Morton's pool salt is 100% NaCl. According to the MSDS, it is salt, pure and simple. If there is any question about a salt product, just check the Material Safety Data Sheet (MSDS). Pool salt sells for $0.02/cents a pound less than bulk table salt here. http://www.hillbrothers.com/msds/pdf/n/pool-salt.pdf
According to a letter from Morton's, quoted on another survival site, - their Pool Salt is not considered usable as Table Salt. Also, Aquasalt stated in their site that their Pool Salt is not for human consumption. I don't imagine occasional use would be harmful but who knows about long term usage, if Pool Salt was all you stored? I did read on another site, that the Iodine in table salt degrades after a certain time (but no indication of whether that means months, or years, or centuries!) Which could mean trouble up ahead "if the salt had lost its savour", so to speak. It seems there just is never an easy way through the minefields when you are preparing for TEOTWAWKI, lol!

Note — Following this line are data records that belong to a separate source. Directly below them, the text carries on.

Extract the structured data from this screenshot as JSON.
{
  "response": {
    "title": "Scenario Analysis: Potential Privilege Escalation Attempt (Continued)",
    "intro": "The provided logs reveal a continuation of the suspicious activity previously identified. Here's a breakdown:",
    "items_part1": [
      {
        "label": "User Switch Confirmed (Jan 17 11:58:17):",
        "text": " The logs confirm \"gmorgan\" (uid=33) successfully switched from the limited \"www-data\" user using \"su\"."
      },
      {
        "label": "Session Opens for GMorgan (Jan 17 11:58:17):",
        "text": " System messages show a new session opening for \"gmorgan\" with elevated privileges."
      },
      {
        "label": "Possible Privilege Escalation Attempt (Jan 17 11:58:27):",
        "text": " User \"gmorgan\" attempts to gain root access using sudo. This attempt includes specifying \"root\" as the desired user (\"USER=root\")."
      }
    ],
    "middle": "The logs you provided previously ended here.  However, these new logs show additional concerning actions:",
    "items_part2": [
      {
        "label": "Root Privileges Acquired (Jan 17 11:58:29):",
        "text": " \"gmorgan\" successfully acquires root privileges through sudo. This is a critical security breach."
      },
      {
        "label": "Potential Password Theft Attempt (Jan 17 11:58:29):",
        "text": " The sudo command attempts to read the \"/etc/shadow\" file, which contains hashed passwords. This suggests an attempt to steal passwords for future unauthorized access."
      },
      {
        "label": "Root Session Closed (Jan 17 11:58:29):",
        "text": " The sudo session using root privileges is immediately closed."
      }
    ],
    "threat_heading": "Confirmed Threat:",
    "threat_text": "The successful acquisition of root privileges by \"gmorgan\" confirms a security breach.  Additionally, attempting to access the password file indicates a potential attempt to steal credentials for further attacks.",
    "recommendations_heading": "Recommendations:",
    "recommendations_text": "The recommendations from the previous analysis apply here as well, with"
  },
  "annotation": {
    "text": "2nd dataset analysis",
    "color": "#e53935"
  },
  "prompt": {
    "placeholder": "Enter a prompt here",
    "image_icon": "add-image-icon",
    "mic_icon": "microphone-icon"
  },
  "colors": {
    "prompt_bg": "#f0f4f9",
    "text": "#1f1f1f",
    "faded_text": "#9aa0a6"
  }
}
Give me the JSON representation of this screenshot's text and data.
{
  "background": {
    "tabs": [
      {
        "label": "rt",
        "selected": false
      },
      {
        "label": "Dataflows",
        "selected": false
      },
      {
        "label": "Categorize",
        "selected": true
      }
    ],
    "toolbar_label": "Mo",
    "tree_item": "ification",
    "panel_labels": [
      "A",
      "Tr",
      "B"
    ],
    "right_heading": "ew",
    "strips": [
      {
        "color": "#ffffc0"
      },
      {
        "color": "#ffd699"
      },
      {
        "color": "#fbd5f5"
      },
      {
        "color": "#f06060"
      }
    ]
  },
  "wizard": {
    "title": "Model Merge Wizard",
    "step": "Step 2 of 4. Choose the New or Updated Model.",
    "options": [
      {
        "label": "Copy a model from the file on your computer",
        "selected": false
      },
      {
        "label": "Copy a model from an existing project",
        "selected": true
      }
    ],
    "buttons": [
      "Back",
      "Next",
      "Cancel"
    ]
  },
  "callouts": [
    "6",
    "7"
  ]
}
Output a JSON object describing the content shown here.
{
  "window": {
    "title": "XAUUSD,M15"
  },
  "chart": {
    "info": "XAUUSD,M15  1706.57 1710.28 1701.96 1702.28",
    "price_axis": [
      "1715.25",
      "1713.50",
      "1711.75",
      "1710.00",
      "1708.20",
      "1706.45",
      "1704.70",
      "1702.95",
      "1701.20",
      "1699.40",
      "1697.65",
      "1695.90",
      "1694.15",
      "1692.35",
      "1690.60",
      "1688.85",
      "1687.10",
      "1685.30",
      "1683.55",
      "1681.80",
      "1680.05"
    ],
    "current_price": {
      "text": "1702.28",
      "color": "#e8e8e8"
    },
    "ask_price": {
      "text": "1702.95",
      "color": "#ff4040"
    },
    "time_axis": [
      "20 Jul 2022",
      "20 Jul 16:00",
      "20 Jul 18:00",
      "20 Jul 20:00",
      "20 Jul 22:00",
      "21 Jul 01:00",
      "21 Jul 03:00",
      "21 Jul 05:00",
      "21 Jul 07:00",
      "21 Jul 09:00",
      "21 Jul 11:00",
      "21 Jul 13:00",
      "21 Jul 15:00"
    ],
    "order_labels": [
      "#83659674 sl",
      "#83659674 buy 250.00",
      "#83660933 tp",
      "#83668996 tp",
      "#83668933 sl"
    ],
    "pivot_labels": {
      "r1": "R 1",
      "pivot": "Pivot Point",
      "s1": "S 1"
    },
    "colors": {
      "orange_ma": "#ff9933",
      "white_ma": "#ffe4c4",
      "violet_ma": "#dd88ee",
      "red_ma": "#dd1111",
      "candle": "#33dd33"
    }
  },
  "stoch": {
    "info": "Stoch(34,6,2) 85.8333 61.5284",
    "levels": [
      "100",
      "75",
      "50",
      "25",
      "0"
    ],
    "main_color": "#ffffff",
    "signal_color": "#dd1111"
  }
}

NaCl can always be re-crystalized to purify it, should you have an unknown supply of it. .... YMMV.....
Thanks granny Thankyou for the advice, granny..I kinda figured that the pool salt may not be suitable, at least for human consumption...it should be ok however for use for the field curing of leather and fur pelts, and perhaps for some other non edible applications.
I buy 50 lbs bag of salt and store it in buckets with Gamma seal lids. Mylar bags and O2 absorbers are used also.
Why? The only nemesis salt has is moisture. A 5 gallon bucket, with food grade. rubber gasket lid and moisture absorbers are plenty to preserve salt. Unless you are burying it... So, the question remains, why all that?
I think rice is a good way to go if you take the salt out of it's original packaging. I see it used a lot in salt shakers around this humid climate.